The newspaper ran a column called “Seeking for the Lost,” which printed ads for people from across the country, who were searching for loved ones and family members who had gone missing during slavery through the post-Reconstruction period.
Harrison painted the portraits over the past year. He says it was an emotional process. It brought up an experience from a few years ago.
Harrison visited the plantation in Virginia where his grandmother lived. He recalls the intensity of the trip, but also said it was special.
“It was a connection where I came from, and I hope that as people come in here, they can think about their history and their families and what brought them to this place in time,” Harrison says.
Painting this series is reclaiming the archive, Harrison says.
“This is about imagining these people’s lives, and in that we pay homage to them,” Harrison said. “We’re kind of remembering them and giving them life once again.”
Harrison was brought into the project by the Minneapolis-based curator JoJo Bell who discovered the column while doing research. She says the ads were mostly printed in the 1880s and 1890s.
“I’m usually looking for narratives that are kind of novel regarding Black Minnesota history or things that people hadn’t heard of,” said Bell. “I use The Appeal for research … every time I go to it I come back to this column. Personally, it’s emotional.”
Bell is also the director of the African American Interpretive Center of Minnesota.
“We focus on history, but sometimes art really collides with our work, too, and I thought it’d be great to have someone kind of reimagine the people from the ads as a way of reclaiming their identity,” she says.
The portraits are not of the actual people, Harrison and Bell caution; rather Harrison used Reconstruction-era photos as reference along with his imagination.
“It was really about intuition, what I felt these people could have looked like,” Harrison said. “My goal was to find pictures that had some emotion to them, or you could maybe see something in their eyes.”

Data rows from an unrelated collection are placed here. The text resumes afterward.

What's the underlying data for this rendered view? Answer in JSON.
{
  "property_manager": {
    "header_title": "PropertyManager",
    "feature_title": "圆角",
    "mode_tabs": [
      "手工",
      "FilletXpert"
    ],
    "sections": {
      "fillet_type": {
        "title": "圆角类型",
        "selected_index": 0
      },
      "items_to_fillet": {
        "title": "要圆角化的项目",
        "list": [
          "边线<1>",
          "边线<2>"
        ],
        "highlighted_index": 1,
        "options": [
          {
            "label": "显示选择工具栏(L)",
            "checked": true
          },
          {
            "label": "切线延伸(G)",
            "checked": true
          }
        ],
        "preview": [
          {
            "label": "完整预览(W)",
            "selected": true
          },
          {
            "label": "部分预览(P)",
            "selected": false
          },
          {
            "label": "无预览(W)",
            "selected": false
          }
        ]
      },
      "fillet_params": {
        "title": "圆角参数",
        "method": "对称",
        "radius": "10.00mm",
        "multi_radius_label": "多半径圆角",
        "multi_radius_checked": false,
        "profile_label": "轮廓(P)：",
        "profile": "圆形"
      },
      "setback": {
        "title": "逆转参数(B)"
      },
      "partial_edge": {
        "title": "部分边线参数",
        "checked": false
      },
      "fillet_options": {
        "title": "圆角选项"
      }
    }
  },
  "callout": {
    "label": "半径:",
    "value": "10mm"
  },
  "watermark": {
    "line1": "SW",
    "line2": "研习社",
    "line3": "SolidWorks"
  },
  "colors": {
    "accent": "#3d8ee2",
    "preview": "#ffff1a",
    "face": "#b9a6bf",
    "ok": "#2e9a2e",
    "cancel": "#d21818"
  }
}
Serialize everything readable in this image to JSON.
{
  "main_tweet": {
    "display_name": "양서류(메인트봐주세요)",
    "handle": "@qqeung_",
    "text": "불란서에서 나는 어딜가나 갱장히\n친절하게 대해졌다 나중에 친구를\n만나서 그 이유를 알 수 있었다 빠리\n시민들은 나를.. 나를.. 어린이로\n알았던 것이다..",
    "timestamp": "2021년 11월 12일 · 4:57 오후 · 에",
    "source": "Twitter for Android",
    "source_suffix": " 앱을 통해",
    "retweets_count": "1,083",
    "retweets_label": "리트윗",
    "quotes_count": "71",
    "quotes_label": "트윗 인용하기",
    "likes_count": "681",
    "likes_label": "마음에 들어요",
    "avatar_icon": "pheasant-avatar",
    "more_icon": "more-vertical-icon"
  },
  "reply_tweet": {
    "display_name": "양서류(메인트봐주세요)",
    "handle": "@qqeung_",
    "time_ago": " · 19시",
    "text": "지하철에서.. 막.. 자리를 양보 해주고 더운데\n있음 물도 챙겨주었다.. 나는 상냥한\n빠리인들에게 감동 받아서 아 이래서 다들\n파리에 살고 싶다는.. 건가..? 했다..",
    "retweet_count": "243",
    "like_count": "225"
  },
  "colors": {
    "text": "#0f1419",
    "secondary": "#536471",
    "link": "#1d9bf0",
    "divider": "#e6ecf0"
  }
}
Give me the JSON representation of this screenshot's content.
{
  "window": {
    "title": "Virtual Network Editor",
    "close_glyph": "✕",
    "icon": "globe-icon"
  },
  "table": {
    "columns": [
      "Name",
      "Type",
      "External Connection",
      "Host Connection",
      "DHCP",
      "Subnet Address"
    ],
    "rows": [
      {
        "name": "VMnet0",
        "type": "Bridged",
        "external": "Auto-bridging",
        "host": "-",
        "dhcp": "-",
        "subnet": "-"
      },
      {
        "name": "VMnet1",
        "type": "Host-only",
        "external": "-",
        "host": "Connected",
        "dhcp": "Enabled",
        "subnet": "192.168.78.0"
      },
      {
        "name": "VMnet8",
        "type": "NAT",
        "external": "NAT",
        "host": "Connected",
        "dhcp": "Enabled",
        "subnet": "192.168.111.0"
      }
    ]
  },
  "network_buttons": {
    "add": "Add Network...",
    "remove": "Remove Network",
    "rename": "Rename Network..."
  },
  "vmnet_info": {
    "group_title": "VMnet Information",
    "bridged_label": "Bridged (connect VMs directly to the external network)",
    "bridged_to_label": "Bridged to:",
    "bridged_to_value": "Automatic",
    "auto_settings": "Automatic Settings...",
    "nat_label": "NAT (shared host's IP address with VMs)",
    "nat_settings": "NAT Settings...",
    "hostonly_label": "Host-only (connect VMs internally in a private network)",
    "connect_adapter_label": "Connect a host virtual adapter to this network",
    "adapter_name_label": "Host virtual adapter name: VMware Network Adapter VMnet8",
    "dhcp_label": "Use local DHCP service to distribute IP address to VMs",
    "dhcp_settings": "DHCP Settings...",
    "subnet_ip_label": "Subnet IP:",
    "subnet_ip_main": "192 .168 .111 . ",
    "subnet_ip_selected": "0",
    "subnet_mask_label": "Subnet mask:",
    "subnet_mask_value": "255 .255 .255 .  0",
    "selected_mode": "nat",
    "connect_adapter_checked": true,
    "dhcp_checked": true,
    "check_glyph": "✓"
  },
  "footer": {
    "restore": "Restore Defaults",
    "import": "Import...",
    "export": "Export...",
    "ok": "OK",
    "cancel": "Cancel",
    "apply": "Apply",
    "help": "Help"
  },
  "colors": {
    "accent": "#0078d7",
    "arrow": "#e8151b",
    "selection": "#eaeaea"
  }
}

Harrison said it was important to show the different roles Black people played in society at the time through their attire. To show “different stations of people. Not just people who worked in the field or people who worked in the kitchen, but there were people who were serving in the army. There were children; there were seniors.”

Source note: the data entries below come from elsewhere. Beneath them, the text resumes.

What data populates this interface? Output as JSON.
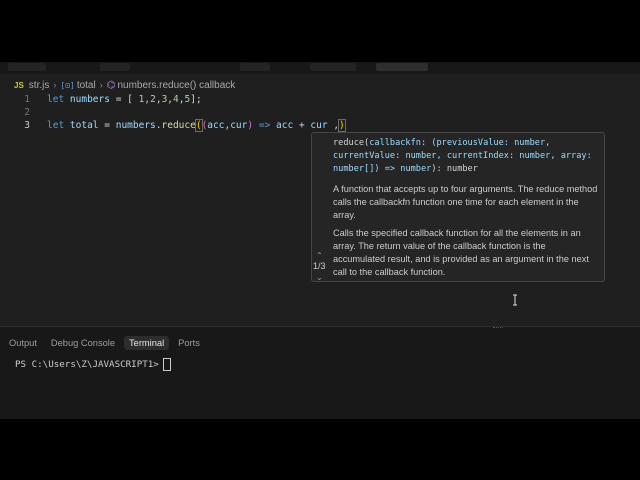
{
  "breadcrumb": {
    "file_icon": "JS",
    "file": "str.js",
    "variable_icon": "variable-icon",
    "variable": "total",
    "method_icon": "method-icon",
    "method": "numbers.reduce() callback"
  },
  "code": {
    "lines": [
      {
        "number": "1",
        "text": "let numbers = [ 1,2,3,4,5];"
      },
      {
        "number": "2",
        "text": ""
      },
      {
        "number": "3",
        "text": "let total = numbers.reduce((acc,cur) => acc + cur ,)"
      }
    ]
  },
  "hover": {
    "signature_name": "reduce(",
    "signature_param": "callbackfn:",
    "signature_rest_1": " (",
    "signature_p1": "previousValue",
    "signature_t1": ": number,",
    "signature_p2": "currentValue",
    "signature_t2": ": number, ",
    "signature_p3": "currentIndex",
    "signature_t3": ": number, ",
    "signature_p4": "array",
    "signature_t4": ":",
    "signature_line3_a": "number[]",
    "signature_line3_b": ") => ",
    "signature_line3_c": "number",
    "signature_line3_d": "): number",
    "description_1": "A function that accepts up to four arguments. The reduce method calls the callbackfn function one time for each element in the array.",
    "description_2": "Calls the specified callback function for all the elements in an array. The return value of the callback function is the accumulated result, and is provided as an argument in the next call to the callback function.",
    "overload_counter": "1/3",
    "overload_up_icon": "chevron-up-icon",
    "overload_down_icon": "chevron-down-icon"
  },
  "panel": {
    "tabs": [
      "Output",
      "Debug Console",
      "Terminal",
      "Ports"
    ],
    "active_tab": "Terminal",
    "prompt": "PS C:\\Users\\Z\\JAVASCRIPT1>"
  },
  "colors": {
    "editor_bg": "#1f1f1f",
    "panel_bg": "#181818",
    "keyword": "#569cd6",
    "variable": "#9cdcfe",
    "number": "#b5cea8",
    "function": "#dcdcaa",
    "type": "#4ec9b0"
  }
}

The exhibition also touches on the movement for literacy in Black communities after slavery was abolished, which newspapers like The Appeal played a role in, Bell says.

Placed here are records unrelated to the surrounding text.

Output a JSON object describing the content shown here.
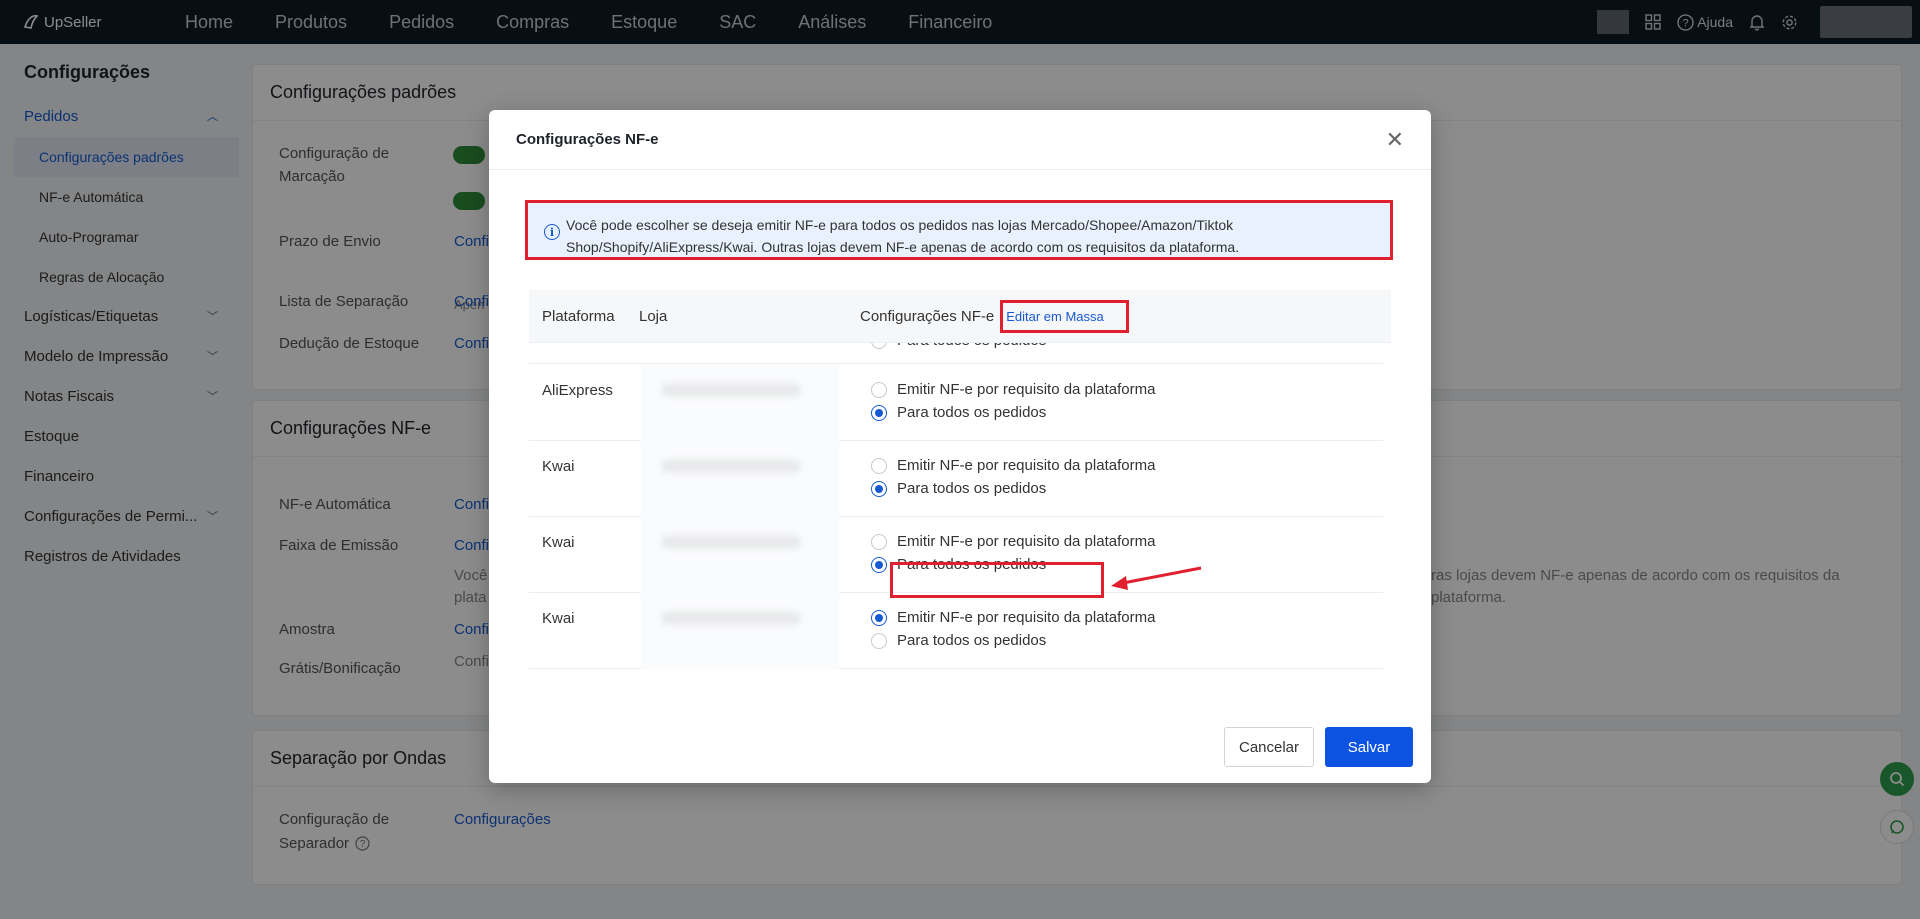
{
  "app": {
    "brand": "UpSeller"
  },
  "nav": [
    "Home",
    "Produtos",
    "Pedidos",
    "Compras",
    "Estoque",
    "SAC",
    "Análises",
    "Financeiro"
  ],
  "topbar": {
    "help_label": "Ajuda"
  },
  "sidebar": {
    "title": "Configurações",
    "group_pedidos": "Pedidos",
    "sub_items": [
      "Configurações padrões",
      "NF-e Automática",
      "Auto-Programar",
      "Regras de Alocação"
    ],
    "items": [
      "Logísticas/Etiquetas",
      "Modelo de Impressão",
      "Notas Fiscais",
      "Estoque",
      "Financeiro",
      "Configurações de Permi...",
      "Registros de Atividades"
    ]
  },
  "main": {
    "card1": {
      "title": "Configurações padrões",
      "labels": [
        "Configuração de",
        "Marcação",
        "Prazo de Envio",
        "Lista de Separação",
        "Dedução de Estoque"
      ],
      "links": [
        "Confi",
        "Confi",
        "Confi"
      ],
      "sub_text": "Apen"
    },
    "card2": {
      "title": "Configurações NF-e",
      "labels": [
        "NF-e Automática",
        "Faixa de Emissão",
        "Amostra",
        "Grátis/Bonificação"
      ],
      "links": [
        "Confi",
        "Confi",
        "Confi",
        "Confi"
      ],
      "text_left": "Você",
      "text_left2": "plata",
      "text_right": "ras lojas devem NF-e apenas de acordo com os requisitos da",
      "text_right2": "plataforma."
    },
    "card3": {
      "title": "Separação por Ondas",
      "label1": "Configuração de",
      "label2": "Separador",
      "link": "Configurações"
    }
  },
  "modal": {
    "title": "Configurações NF-e",
    "info": "Você pode escolher se deseja emitir NF-e para todos os pedidos nas lojas Mercado/Shopee/Amazon/Tiktok Shop/Shopify/AliExpress/Kwai. Outras lojas devem NF-e apenas de acordo com os requisitos da plataforma.",
    "columns": {
      "platform": "Plataforma",
      "store": "Loja",
      "config": "Configurações NF-e",
      "mass_edit": "Editar em Massa"
    },
    "option_platform": "Emitir NF-e por requisito da plataforma",
    "option_all": "Para todos os pedidos",
    "rows": [
      {
        "platform": "AliExpress",
        "selected": "all"
      },
      {
        "platform": "Kwai",
        "selected": "all"
      },
      {
        "platform": "Kwai",
        "selected": "all"
      },
      {
        "platform": "Kwai",
        "selected": "platform"
      }
    ],
    "cancel": "Cancelar",
    "save": "Salvar"
  },
  "colors": {
    "accent": "#1659d1",
    "primary_button": "#0b53e0",
    "annotation_red": "#e0202e",
    "topbar": "#0d1a26"
  }
}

“The literacy tie is important because this is printed in a newspaper, right? You had to be able to read to understand what was going on in it,” Bell says. “That becomes really important to Black people in this period.”
Both Bell and Harrison say the project has taught them about the role of family in Black communities.
“After Emancipation and into the post-Reconstruction period, [family] was a center of power for them and a way to kind of reclaim their identity as well,” Bell says.
They also point to the upcoming exhibition at the Weisman, “Kara Walker: Harper’s Pictorial History of the Civil War,” and how these shows can be taken in dialogue with each other.
The Walker exhibition will feature 15 large-scale prints that consider the “experiences of racism and violence against African Americans that were absent or only alluded to in dominant historical presentations of the Civil War.” These will be juxtaposed with engravings by 19th-century American artist Winslow Homer that ran in Harper’s Weekly.
Bell says both exhibitions explore the theme of reimagining Blackness.
“It’s really important too because we don't often associate enslavement with the North, but obviously it impacted us in many different ways,” Bell says.
“Seeking for the Lost” is on view through Feb. 16, 2025. Bell and Harrison will host a “Paint & Listen” event at the museum Oct. 16.